L’important pour l’être libre, c’est de se mettre en mouvement à l’instant propice. Ceux-là sont réputés grands hommes d’État, grands capitaines, grands inventeurs, grands savants, grands réformateurs, qui arrivent à leur heure et dans leur tem C’est là un fait que l’histoire enregistre à chaque page. La définition de la liberté nous en donne la raison. L’action de ceux qui ont devancé leur époque a été bien souvent stérile.
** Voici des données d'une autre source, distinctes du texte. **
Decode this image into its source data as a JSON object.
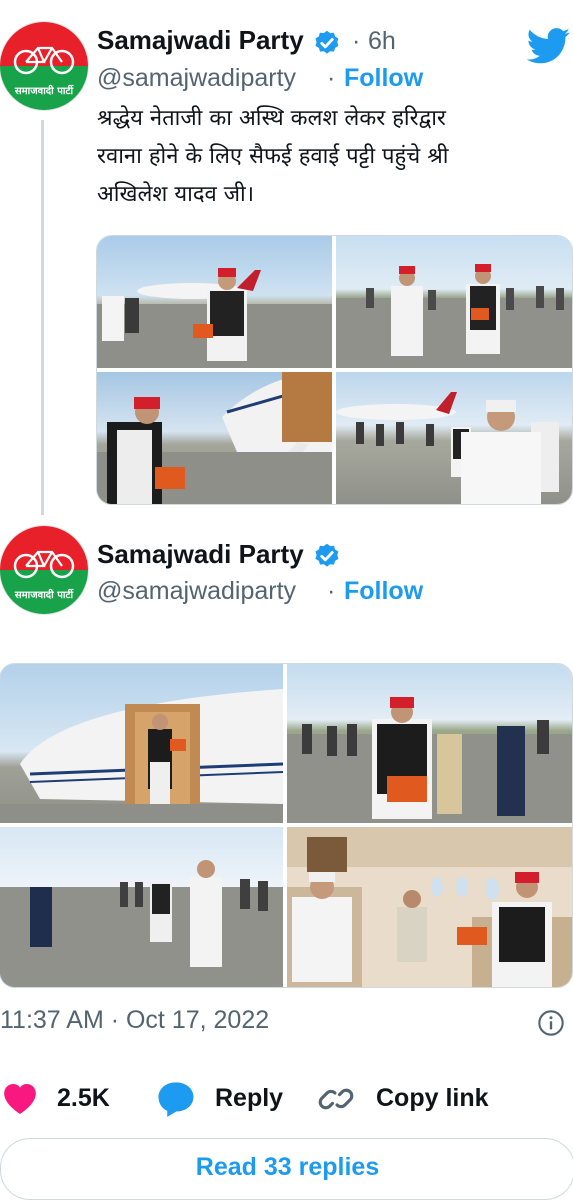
{
  "tweet1": {
    "name": "Samajwadi Party",
    "time": "6h",
    "handle": "@samajwadiparty",
    "follow": "Follow",
    "avatar_label": "समाजवादी पार्टी",
    "text_lines": [
      "श्रद्धेय नेताजी का अस्थि कलश लेकर हरिद्वार",
      "रवाना होने के लिए सैफई हवाई पट्टी पहुंचे श्री",
      "अखिलेश यादव जी।"
    ]
  },
  "tweet2": {
    "name": "Samajwadi Party",
    "handle": "@samajwadiparty",
    "follow": "Follow",
    "avatar_label": "समाजवादी पार्टी",
    "timestamp": "11:37 AM · Oct 17, 2022"
  },
  "actions": {
    "likes": "2.5K",
    "reply": "Reply",
    "copy_link": "Copy link"
  },
  "read_replies": "Read 33 replies",
  "separator": "·",
  "icons": [
    "twitter-bird-icon",
    "verified-badge-icon",
    "info-icon",
    "heart-icon",
    "reply-icon",
    "link-icon"
  ],
  "colors": {
    "accent": "#1d9bf0",
    "like": "#f91880",
    "party_red": "#e8202a",
    "party_green": "#18a34a"
  }
}
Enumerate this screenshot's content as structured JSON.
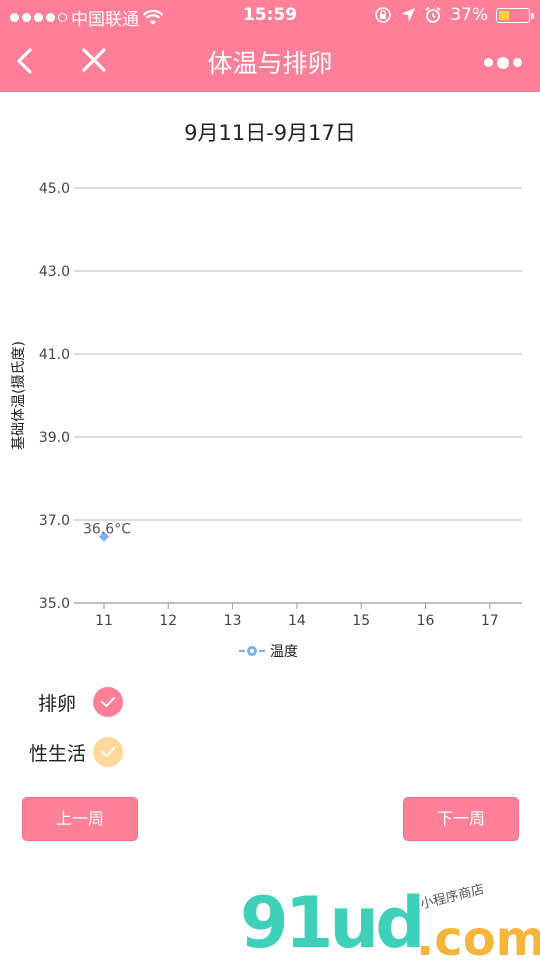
{
  "status_bar": {
    "carrier": "中国联通",
    "time": "15:59",
    "battery": "37%",
    "battery_level": 0.37
  },
  "nav": {
    "title": "体温与排卵"
  },
  "date_range": "9月11日-9月17日",
  "chart_data": {
    "type": "line",
    "categories": [
      "11",
      "12",
      "13",
      "14",
      "15",
      "16",
      "17"
    ],
    "ylabel": "基础体温(摄氏度)",
    "yticks": [
      "35.0",
      "37.0",
      "39.0",
      "41.0",
      "43.0",
      "45.0"
    ],
    "ylim": [
      35,
      45
    ],
    "grid": true,
    "legend": "bottom",
    "series": [
      {
        "name": "温度",
        "values": [
          36.6,
          null,
          null,
          null,
          null,
          null,
          null
        ],
        "color": "#7aaef0"
      }
    ],
    "annotations": [
      {
        "x": "11",
        "text": "36.6°C"
      }
    ]
  },
  "legend_items": {
    "ovulation": {
      "label": "排卵",
      "color": "#ff7f98"
    },
    "intercourse": {
      "label": "性生活",
      "color": "#ffd79a"
    }
  },
  "buttons": {
    "prev_week": "上一周",
    "next_week": "下一周"
  },
  "watermark": {
    "brand": "91ud",
    "suffix": ".com",
    "tagline": "小程序商店"
  }
}
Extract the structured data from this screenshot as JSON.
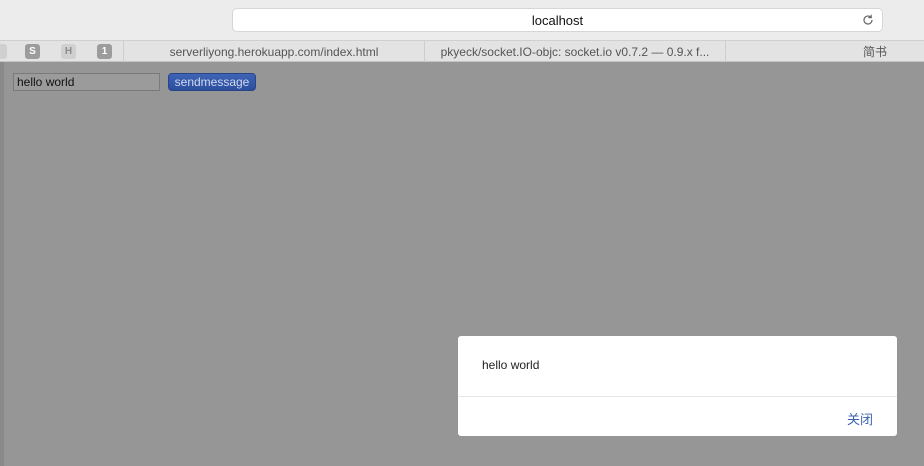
{
  "browser": {
    "address": "localhost",
    "favorites": [
      {
        "icon": "S"
      },
      {
        "icon": "H"
      },
      {
        "icon": "1"
      }
    ],
    "tabs": [
      {
        "label": "serverliyong.herokuapp.com/index.html"
      },
      {
        "label": "pkyeck/socket.IO-objc: socket.io v0.7.2 — 0.9.x f..."
      },
      {
        "label": "简书"
      }
    ]
  },
  "page": {
    "input_value": "hello world",
    "send_label": "sendmessage"
  },
  "dialog": {
    "message": "hello world",
    "close_label": "关闭"
  },
  "colors": {
    "overlay": "#969696",
    "button": "#2f54a6",
    "link": "#3a62b0"
  }
}
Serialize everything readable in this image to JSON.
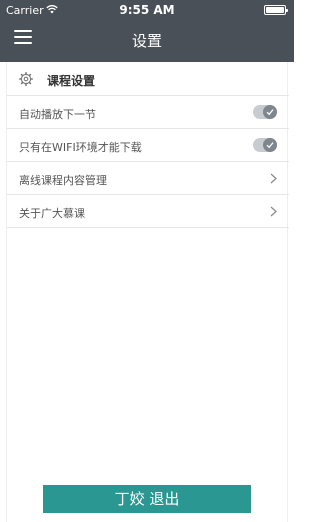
{
  "status_bar": {
    "carrier": "Carrier",
    "time": "9:55 AM",
    "icons": [
      "wifi-icon",
      "battery-icon"
    ]
  },
  "header": {
    "title": "设置",
    "menu_icon": "menu-icon",
    "background_color": "#4a5057"
  },
  "settings": {
    "section_title": "课程设置",
    "section_icon": "gear-icon",
    "items": [
      {
        "label": "自动播放下一节",
        "control": "toggle",
        "state": true
      },
      {
        "label": "只有在WIFI环境才能下载",
        "control": "toggle",
        "state": true
      },
      {
        "label": "离线课程内容管理",
        "control": "chevron-right-icon"
      },
      {
        "label": "关于广大慕课",
        "control": "chevron-right-icon"
      }
    ]
  },
  "logout": {
    "label": "丁姣 退出",
    "color": "#2b9793"
  }
}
Est-ce bien à Lamarck que nous devons Darwin ? Schmerling, qui le premier découvrit l’homme antédiluvien dans les cavernes d’Engis, et osa le faire contemporain des espèces détruites dont les ossements étaient mêlés avec ceux de son squelette, est à peine connu en dehors du pays qui l’a vu à l’œuvre et qui possède ses collections. Pendant un quart de siècle, les professeurs de l’université de Liège, ses collègues, ne firent nulle attention à ses découvertes. C’est qu’alors le nom de Cuvier rejetait dans l’ombre les noms de ses rivaux qui ne brillaient pas du plus vif éclat.

L’organisme est une espèce de mécanisme ; on ne peut pas en disconvenir. Mais, comme tout mécanisme du reste, il est l’œuvre de l’intelligence et de la liberté. Les individus ont travaillé tour à tour à perfectionner leurs sens et leurs organes, et ils ont transmis en héritage à leur descendance les résultats de leurs travaux. Les organismes que nous avons aujourd’hui sous les yeux, sont donc des produits manufacturés par l’intelligence et la liberté. Non seulement les êtres libres façonnent à leur usage la matière terrestre, mais ils sont, peut-on dire, leurs propres auteurs. Ils se sont créés eux-mêmes. Telle est la puissance de cet outil que le temps met à la disposition des êtres libres. Bien ou mal manié, il fait prospérer l’ouvrier ou le conduit à sa ruine.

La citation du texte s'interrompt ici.